De onder a), b) of c) bedoelde wijzigingen kunnen onder dezelfde werkverdelings-procedure vallen.
De referentie-instantie of, in het geval van zuiver nationale vergunningen voor het in de handel brengen, de bevoegde instantie kan weigeren een indiening volgens de werkverdelingsprocedure te behandelen wanneer voor dezelfde verandering of veranderingen in verschillende vergunningen voor het in de handel brengen individuele ondersteunende gegevens voor elk betrokken geneesmiddel moeten worden ingediend of een afzonderlijke productspecifieke beoordeling vereist is.
2.
Voor de uitvoering van dit artikel wordt onder ‘referentie-instantie’ verstaan:
- a)
het Bureau, wanneer ten minste één van de in lid 1 bedoelde vergunningen voor het in de handel brengen een gecentraliseerde vergunning voor het in de handel brengen is, of
- b)
de bevoegde instantie van een betrokken lidstaat, gekozen door de coördinatiegroep, rekening houdend met een aanbeveling van de houder, in de andere gevallen.
3.
De houder dient bij alle relevante instanties een aanvraag in die de in bijlage IV vermelde elementen bevat, waarin hij aangeeft welke referentie-instantie zijn voorkeur geniet.
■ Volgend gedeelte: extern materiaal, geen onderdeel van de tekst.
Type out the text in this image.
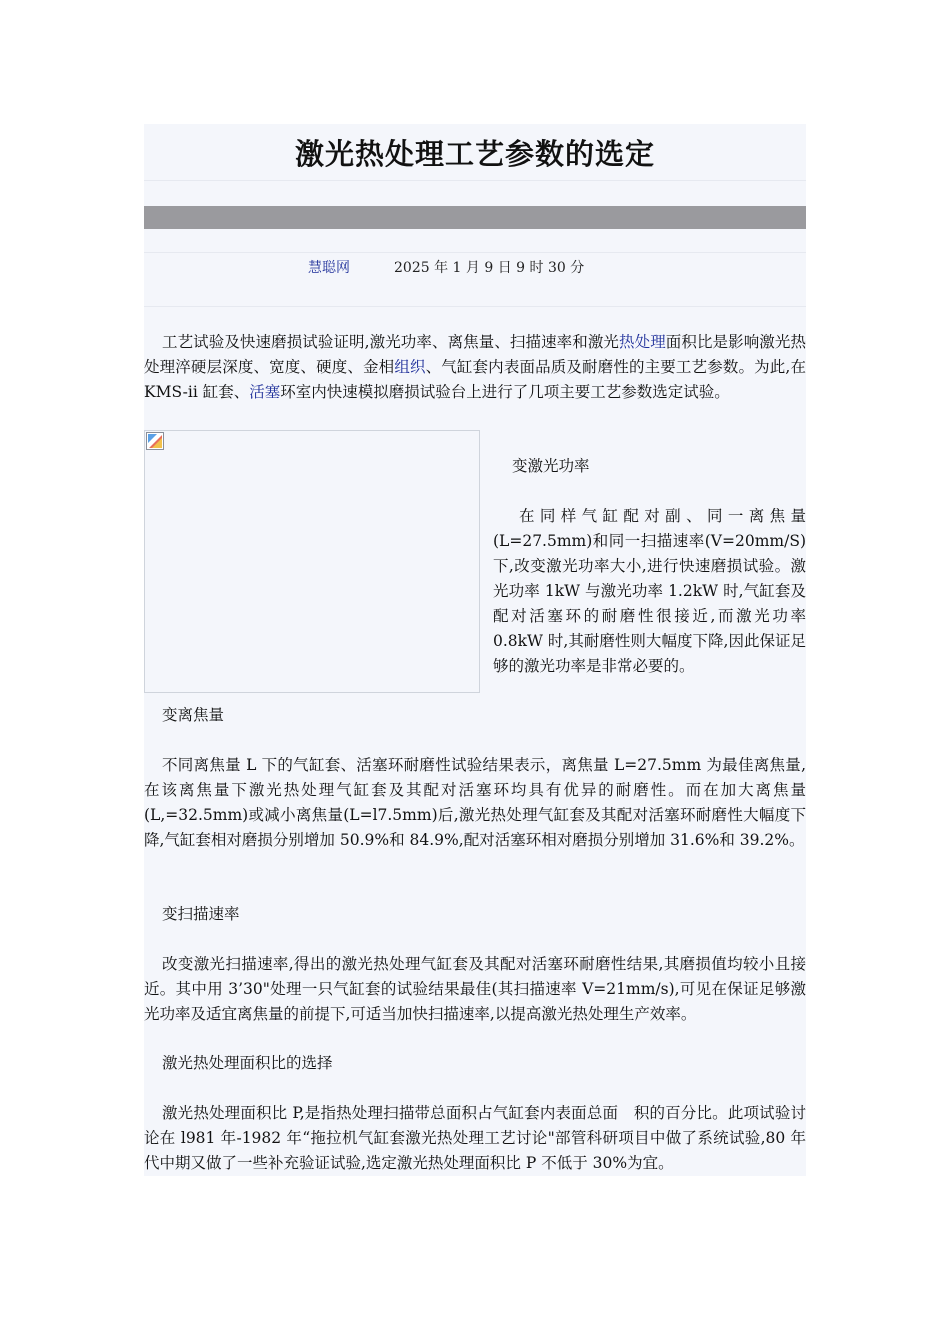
激光热处理工艺参数的选定
慧聪网	2025 年 1 月 9 日 9 时 30 分

工艺试验及快速磨损试验证明,激光功率、离焦量、扫描速率和激光热处理面积比是影响激光热处理淬硬层深度、宽度、硬度、金相组织、气缸套内表面品质及耐磨性的主要工艺参数。为此,在 KMS-ii 缸套、活塞环室内快速模拟磨损试验台上进行了几项主要工艺参数选定试验。

变激光功率

在同样气缸配对副、同一离焦量(L=27.5mm)和同一扫描速率(V=20mm/S)下,改变激光功率大小,进行快速磨损试验。激光功率 1kW 与激光功率 1.2kW 时,气缸套及配对活塞环的耐磨性很接近,而激光功率 0.8kW 时,其耐磨性则大幅度下降,因此保证足够的激光功率是非常必要的。

变离焦量

不同离焦量 L 下的气缸套、活塞环耐磨性试验结果表示，离焦量 L=27.5mm 为最佳离焦量,在该离焦量下激光热处理气缸套及其配对活塞环均具有优异的耐磨性。而在加大离焦量(L,=32.5mm)或减小离焦量(L=l7.5mm)后,激光热处理气缸套及其配对活塞环耐磨性大幅度下降,气缸套相对磨损分别增加 50.9%和 84.9%,配对活塞环相对磨损分别增加 31.6%和 39.2%。

变扫描速率

改变激光扫描速率,得出的激光热处理气缸套及其配对活塞环耐磨性结果,其磨损值均较小且接近。其中用 3’30"处理一只气缸套的试验结果最佳(其扫描速率 V=21mm/s),可见在保证足够激光功率及适宜离焦量的前提下,可适当加快扫描速率,以提高激光热处理生产效率。

激光热处理面积比的选择

激光热处理面积比 P,是指热处理扫描带总面积占气缸套内表面总面　积的百分比。此项试验讨论在 l981 年-1982 年“拖拉机气缸套激光热处理工艺讨论"部管科研项目中做了系统试验,80 年代中期又做了一些补充验证试验,选定激光热处理面积比 P 不低于 30%为宜。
De coördinatiegroep kiest een referentie-instantie. Als de aanvraag aan de eerste alinea voldoet, bevestigt de referentie- instantie de ontvangst van een geldige aanvraag.
Wanneer de gekozen referentie-instantie de bevoegde instantie is van een lidstaat die niet voor alle geneesmiddelen waarop de aanvraag betrekking heeft een vergunning voor het in de handel brengen heeft verleend, kan de coördinatiegroep een andere relevante instantie kiezen om de referentie-instantie bij de beoordeling van de aanvraag bij te staan.
4.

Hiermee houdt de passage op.